不久後,直昇機在狂風勁雨中抵達了梅山村,他們無法降落,因為所有稍微平坦的地勢都被滾滾泥沙淹沒,只能沿著繩索先將那些被逼退到屋頂上的民眾救起。張宗 智熟練地上上下下,他感覺胸口發熱,一時間已經忘記這是虛擬體驗,因為災民哭泣顫抖的模樣實在太過真切,他宛如搭上時光機回到歷史傷痛的一刻,盡自己所有 的力量來挽救遺憾。

這時,VRRS管理員中斷了他的錯覺:『恭喜您,您已經順利完成撤離災區的體驗。接下來是失敗經驗的感受,請問要繼續嗎?』

張宗智氣喘吁吁,他有些不悅,還想多沉浸在這股成就感中,但該面對的總是要面對,所以調順呼吸之後,他同意VRRS管理員進入下一情境的請求。眨眼間,虛 擬環境再度轉換,張宗智發現自己身處一間民宅中,一名老人坐在客廳藤椅上,單薄的窗戶完全遮不住聲勢雷霆的暴雨,整棟建築物甚至隱隱撼動。

『以下是情況說明:您將對老人展開說服,老人卻拒絕救援,一分鐘後,大水會從窗戶灌進來,您將被大水順勢衝出門口。』

張宗智點點頭,卻心情複雜。老人就坐在那裡,偏偏他注定無法對他展開援救。他猶豫著,難道真的不能改變嗎?「老先生!這棟房子不能再待了,請跟我離開這裡!」張宗智忽然心口一陣發熱,他決定盡力一搏。

「別管我,我不會離開的。」老人嗓音沙啞。

「再一分鐘之後,大水就會灌進來了!」

「那就讓它灌進來吧,我不會離開這棟房子的。」

「難道你打算死在這裡?」

老人沒有回話,兀自靜靜望著窗外。張宗智急了,伸手去拉老人,企圖將他強制扛走,沒想到老人忽然反手一推,就把年輕力壯的張宗智推得踉蹌。
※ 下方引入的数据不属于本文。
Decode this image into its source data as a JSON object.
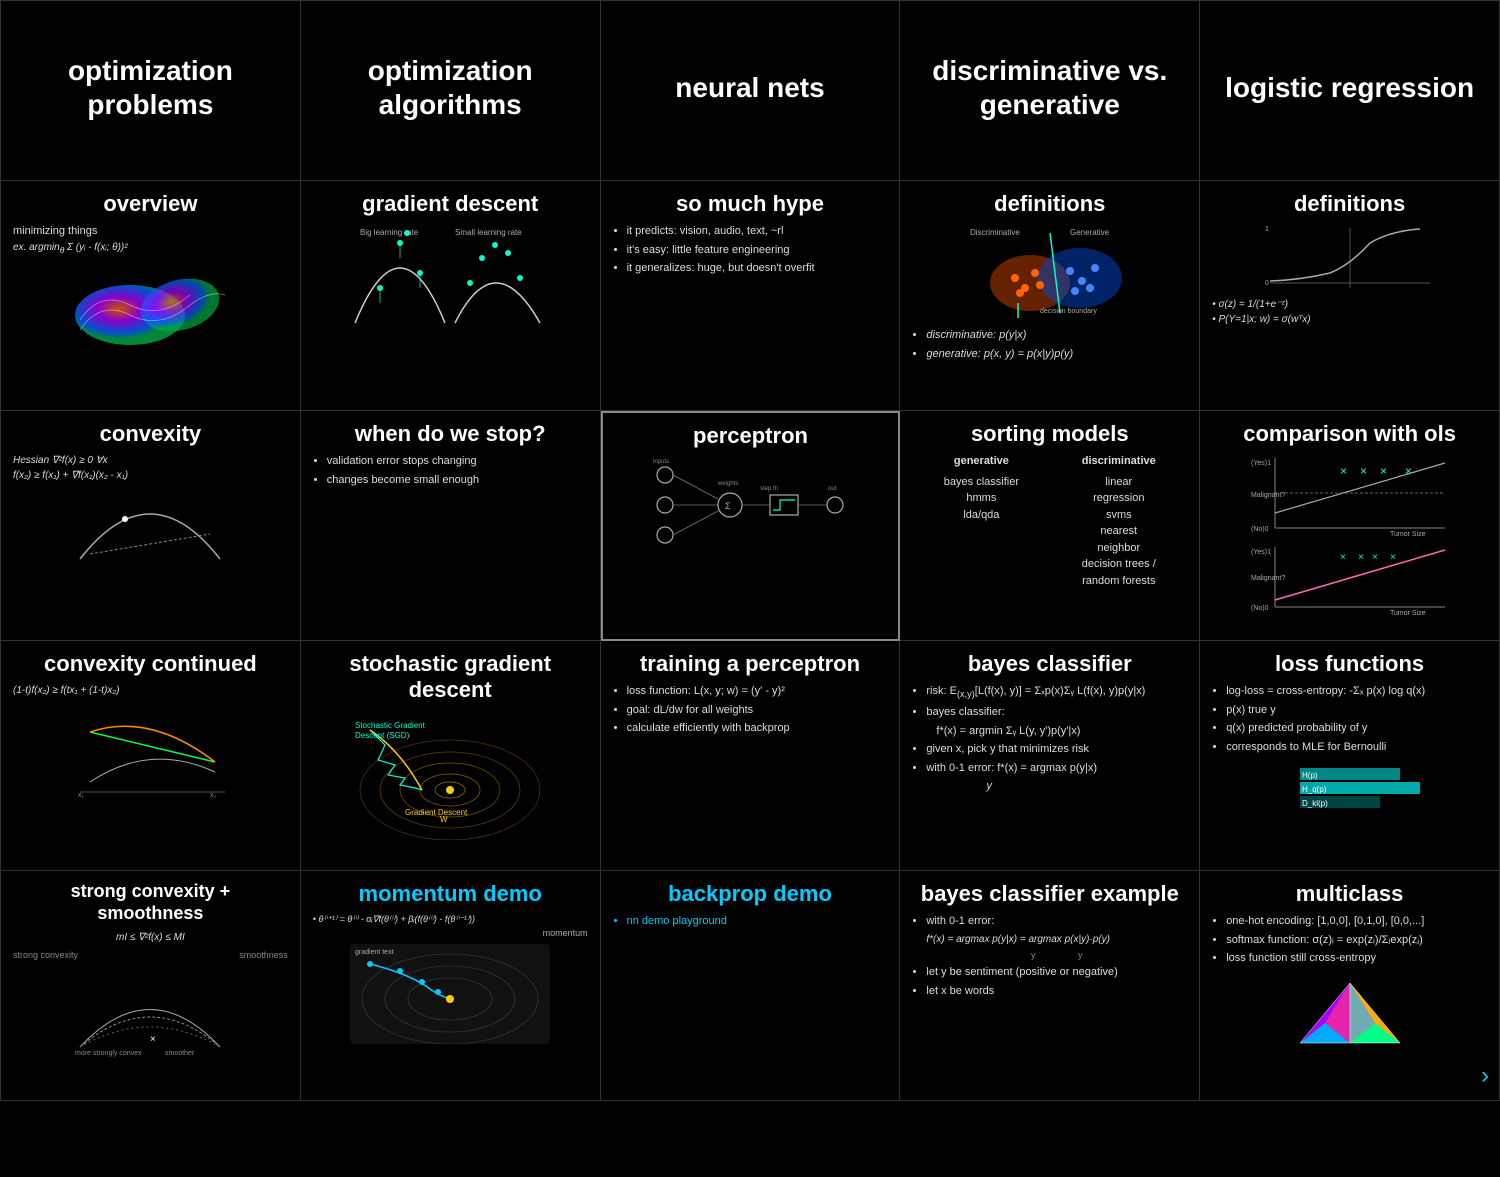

『敬告使用者,這是無效的行為。程式設定他不會離開,所以你拉不動他的。』VRRS管理員提醒著張宗智,張宗智仍不死心,再度強硬欺身上前想憑蠻力把老人帶走,卻還是落得同樣下場。他不甘願的大喊:「老先生,拜託你跟我走,性命寶貴啊。」

只是老人當然沒有搭理他。這時已有混濁的泥水灌進窗戶了,待幾秒後外頭的堰塞湖潰堤,大水便會將此處兇猛摧毀。於是張宗智急得像熱鍋上的螞蟻,同時 VRRS監控系統也讀取出張宗智的情緒有不正常波動,立即出聲提醒:『敬告使用者,這是虛擬實境體驗,請勿投入過多情緒,而且這只是救災失敗的經驗練 習。』

不過張宗智仍然沒有聽進去。當他再次被老人摔倒在地,室內積水已經滿到大腿了。憑著心口那股發熱,張宗智終於忍不住喊道:「為什麼你不肯撤離呢?」

VRRS管理員準備再度提醒張宗智勿過於執著,但還沒發聲,老人卻先有了反應。

「你問我為什麼?」

他滿頭短髮都斑白了,黝黑的臉上刻著一條條皺紋,彷彿原住民特有的圖騰木雕。然後他緩緩起身──他竟然緩緩起身了,他涉水走到微微漂起的書桌前,回頭望著張宗智。

「這是一個很長的故事,你願意聽嗎?」

大水沒有灌進來,室內水位也沒有再提高,可是外頭仍下著豪雨。此時不只張宗智愣住了,就連VRRS管理員也沒有反應,顯示系統狀況的螢幕,並未發現任何異常。

「這是怎麼一回事?」張宗智悄聲低問。

『警告,程式出現瑕疵,所以大水沒沖來。體驗模式將立即結束。』

「等等!」張宗智急忙大喊:「不准結束!絕對不准結束!」

『現在的情況是不可能發生的。』

「反正不准終止就對了,我要儲存進度,現在,馬上!」張宗智語氣強烈的要求著,深怕VRRS管理員會將虛擬情境關閉;於是在未危及使用者生理狀態的情況下,VRRS管理員也只能依照張宗智的意願,將現在這個奇怪發展儲存下來。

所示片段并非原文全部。